Almost everyone is afraid of rejection. Fear of rejection is very common. There is always this question in the back of our mind, “Will I be accepted?” I too often felt the same way. So you are not alone.

I want to share my story with you. When I was a little girl, I was very thin. Not that I’m fat now. I continued to be thin all throughout. But wherever I went everybody told me, “You are so thin. You need to have some muscle and put on some weight”. That included my family, relatives, friends, school teachers and sometimes even strangers.

I had heard this so many times that “you are so thin” that inside of me I kept feeling that being thin is being very bad and ugly. Internally I kept feeling that I’m being rejected by everybody for being thin.

This switched for me when I went to a massage school and my teacher told me these words which changed my perception of being thin forever, she said

“It’s wonderful that you are thin. Thin people have more energy and do things more quickly”.

I could not believe somebody said that to me.

Slowly over the years I started to believe that being thin is wonderful.

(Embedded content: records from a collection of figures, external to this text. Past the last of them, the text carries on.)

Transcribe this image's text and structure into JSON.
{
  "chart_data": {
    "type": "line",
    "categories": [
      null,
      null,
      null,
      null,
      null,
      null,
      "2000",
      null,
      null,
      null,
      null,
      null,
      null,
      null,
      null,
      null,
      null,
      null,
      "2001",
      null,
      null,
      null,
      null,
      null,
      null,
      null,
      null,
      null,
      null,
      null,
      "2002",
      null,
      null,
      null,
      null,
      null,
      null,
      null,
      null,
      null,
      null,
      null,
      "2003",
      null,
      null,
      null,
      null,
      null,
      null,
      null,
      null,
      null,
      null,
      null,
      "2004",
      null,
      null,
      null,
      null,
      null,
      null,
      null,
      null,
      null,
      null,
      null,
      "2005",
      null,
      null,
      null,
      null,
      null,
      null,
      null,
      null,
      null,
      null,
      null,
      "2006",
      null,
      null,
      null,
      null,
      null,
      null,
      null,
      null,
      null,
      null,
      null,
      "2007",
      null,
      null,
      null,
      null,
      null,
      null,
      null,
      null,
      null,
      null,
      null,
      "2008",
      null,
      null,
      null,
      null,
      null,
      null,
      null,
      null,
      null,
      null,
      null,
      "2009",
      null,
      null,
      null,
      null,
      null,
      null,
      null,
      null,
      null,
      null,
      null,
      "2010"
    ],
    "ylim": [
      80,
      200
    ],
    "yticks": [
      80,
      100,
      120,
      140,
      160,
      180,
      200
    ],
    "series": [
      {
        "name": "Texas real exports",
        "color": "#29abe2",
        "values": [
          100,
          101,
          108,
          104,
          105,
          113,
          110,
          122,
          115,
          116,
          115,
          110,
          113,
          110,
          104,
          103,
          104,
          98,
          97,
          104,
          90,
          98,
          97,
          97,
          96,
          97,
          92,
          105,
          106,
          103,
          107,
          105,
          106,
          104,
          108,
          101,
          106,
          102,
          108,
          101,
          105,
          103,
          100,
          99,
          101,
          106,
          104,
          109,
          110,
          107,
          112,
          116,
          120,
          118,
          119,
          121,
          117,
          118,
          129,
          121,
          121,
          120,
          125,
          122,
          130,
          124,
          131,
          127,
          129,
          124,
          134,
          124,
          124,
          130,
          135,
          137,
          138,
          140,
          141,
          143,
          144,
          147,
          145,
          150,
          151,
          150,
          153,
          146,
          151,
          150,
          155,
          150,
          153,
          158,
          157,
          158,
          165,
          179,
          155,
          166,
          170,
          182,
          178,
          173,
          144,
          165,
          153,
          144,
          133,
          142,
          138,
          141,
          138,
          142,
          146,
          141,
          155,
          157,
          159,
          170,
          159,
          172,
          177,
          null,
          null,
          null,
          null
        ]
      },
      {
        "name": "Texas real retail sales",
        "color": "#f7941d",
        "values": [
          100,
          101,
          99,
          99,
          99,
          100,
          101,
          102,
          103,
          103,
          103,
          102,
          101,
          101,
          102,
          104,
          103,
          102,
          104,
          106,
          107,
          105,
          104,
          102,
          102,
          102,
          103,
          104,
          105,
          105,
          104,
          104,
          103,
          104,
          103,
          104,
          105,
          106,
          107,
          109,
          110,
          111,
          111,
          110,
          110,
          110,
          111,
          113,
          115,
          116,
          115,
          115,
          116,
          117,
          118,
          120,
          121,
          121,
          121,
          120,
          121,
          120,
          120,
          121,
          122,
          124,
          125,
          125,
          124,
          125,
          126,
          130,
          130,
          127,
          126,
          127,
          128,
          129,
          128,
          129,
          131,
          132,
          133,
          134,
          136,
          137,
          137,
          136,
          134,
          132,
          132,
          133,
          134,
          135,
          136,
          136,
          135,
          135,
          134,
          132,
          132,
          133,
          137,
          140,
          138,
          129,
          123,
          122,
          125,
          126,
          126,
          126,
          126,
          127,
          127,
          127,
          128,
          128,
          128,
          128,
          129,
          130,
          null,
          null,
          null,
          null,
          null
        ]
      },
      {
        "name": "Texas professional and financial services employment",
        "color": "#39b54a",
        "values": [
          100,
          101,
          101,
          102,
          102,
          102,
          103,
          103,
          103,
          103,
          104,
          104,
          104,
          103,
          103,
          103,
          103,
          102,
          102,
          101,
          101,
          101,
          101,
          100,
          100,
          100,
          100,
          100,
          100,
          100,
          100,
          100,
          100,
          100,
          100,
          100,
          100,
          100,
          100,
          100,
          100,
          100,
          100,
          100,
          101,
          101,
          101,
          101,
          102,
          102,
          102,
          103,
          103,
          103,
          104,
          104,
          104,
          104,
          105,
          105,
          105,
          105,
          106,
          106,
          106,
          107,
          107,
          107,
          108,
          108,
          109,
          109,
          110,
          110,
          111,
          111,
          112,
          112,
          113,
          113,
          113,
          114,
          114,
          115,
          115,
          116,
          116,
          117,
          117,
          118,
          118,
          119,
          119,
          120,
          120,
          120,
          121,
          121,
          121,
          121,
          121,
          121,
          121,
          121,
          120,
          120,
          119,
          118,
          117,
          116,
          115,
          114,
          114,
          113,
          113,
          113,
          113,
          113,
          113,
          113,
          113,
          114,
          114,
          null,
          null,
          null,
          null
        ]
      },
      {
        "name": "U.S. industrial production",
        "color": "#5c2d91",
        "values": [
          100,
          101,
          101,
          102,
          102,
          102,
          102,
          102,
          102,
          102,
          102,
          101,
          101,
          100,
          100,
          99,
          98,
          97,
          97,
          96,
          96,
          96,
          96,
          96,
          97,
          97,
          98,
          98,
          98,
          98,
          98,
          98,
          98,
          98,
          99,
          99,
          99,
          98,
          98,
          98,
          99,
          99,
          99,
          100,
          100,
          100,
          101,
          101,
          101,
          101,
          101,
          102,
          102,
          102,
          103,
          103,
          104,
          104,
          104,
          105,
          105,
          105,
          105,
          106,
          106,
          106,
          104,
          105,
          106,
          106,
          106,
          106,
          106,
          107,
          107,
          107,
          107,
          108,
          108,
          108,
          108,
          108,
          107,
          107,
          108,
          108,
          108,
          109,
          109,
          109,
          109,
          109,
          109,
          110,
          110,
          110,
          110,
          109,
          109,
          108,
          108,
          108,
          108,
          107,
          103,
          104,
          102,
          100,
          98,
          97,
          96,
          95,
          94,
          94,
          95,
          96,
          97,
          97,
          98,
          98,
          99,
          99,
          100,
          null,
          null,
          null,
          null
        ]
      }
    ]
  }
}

I started to voice my self-acceptance, when somebody said “you are thin”. My reply came to them excited and chirpy “yes I’m thin” “It feels good to be thin”. An interesting thing happened here: The person who said this to me stopped pushing my buttons, because I had stopped reacting within. I loved myself for being thin instead of feeling bad and ugly. Since I did not reject myself for being thin, this made me accept myself, and more importantly feel less angry with myself and others.

Since something switched inside of me, it can switch inside of you as well. All you have to do is accept what makes you feel rejected instead of reacting to what others say about you.